# The Test in practice

[From Rick Marken (920929.1000)]

Martin Taylor (920928 16:45) --

Your example of the test is, indeed, interesting.

In your example, it looks like Martin is controlling the position of the
waste basket, then stops. I don't see this as giving up -- it could be just
a change of reference. There really wasn't much testing going on in
the example; only one level and type of disturbance, no revision of the
hypoethesis about the CEV when there was lack of disturbance resistence, etc.

Your comments on conflict seem reasonable. I would just say that I think
the test should not involve setting up a conflict with the testee. The tester
should just be disturbing variables, not trying to prevent the testee from
controlling the variable. The test should cause no inconvenience for the
testee -- or higher order systems are likely to become involved and,
ultimately, reorganiztion. This would mess up the clarity of the results
of "the test".

My claim is that The Test is always ambiguous. P can tell that Q is control
ling for a percept that incorporates some CEV that P has disturbed, but P can
never tell that the percept Q is controlling for corresponds exactly to the
CEV that P's percept corresponds to. The CEV is in the world, but only
percepts can be controlled. The percepts are private, so in a sense the
CEVs are, too.

I suppose this is ultimately true. But when your guesses about a controlled
(perceptual) variable are allowing you to predict behavior variations with
99% accuracy, I think worrying about whether you have identified the
absolutely true CEV is rather academic. For example, in my "area" vs
"perimeter" control study, I did the test for the controlled variable to
determine whether the subject is controlling x+y vs x*y (where x and y
are height and width of a quadrilateral figure). Using x+y as the
hypothesized controlled variable the error in predicting responses was,
I think, about 2%. With x*y as the hypothesized CEV, the error was halved,
to 1%. You could probably do slightly better with some other hypothesized
CEV -- maybe sqrt(x*x+y*y) -- but clearly you are on the right track
with x*y.
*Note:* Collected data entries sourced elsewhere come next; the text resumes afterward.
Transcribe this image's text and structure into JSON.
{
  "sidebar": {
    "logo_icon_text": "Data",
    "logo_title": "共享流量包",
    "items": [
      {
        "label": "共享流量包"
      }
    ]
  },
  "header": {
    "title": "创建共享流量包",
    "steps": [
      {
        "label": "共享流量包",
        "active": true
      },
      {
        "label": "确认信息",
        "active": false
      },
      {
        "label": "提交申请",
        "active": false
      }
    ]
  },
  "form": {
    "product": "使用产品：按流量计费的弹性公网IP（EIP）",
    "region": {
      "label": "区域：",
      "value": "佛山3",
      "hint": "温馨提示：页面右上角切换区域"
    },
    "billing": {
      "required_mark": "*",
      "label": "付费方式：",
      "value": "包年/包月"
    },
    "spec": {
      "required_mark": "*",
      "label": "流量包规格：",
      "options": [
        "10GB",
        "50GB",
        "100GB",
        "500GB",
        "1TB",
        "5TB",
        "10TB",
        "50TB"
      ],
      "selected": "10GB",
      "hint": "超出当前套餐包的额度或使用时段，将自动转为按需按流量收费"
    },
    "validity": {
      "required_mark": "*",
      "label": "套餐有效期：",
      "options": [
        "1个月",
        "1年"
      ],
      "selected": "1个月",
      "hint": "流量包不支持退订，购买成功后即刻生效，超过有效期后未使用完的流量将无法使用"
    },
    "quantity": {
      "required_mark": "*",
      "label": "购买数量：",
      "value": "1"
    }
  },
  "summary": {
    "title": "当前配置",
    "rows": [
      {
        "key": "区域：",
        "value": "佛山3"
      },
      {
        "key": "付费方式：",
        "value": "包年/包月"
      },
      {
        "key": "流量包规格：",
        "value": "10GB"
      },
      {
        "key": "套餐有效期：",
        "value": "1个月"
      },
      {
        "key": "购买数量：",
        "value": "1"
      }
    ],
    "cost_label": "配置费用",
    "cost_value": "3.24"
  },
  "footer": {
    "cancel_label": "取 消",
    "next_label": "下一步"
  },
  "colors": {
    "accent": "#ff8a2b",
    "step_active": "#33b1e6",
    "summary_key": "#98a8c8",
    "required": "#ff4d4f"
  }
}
I guess you reach a point where you have to determine how much
trouble it's worth to try to improve your model of the behaving system;
it seems to me that, when you are predicting over 99% of the variance, you
are so far ahead of the conventional psychology game that such improve-
ments are really mute (until PCT science develops to a level at which
such tiny improvements are significant).

But the correspondences of CEVs can be tested, and that is
what you do when you try variants on moving the wastebasket, such as putting
some other obstruction in the aisle, or moving the wastebasket to some other
unobtrusive place. Such experiments can never give exact answers (pace
Rick Marken and Bill Powers) but can only be evaluated statistically.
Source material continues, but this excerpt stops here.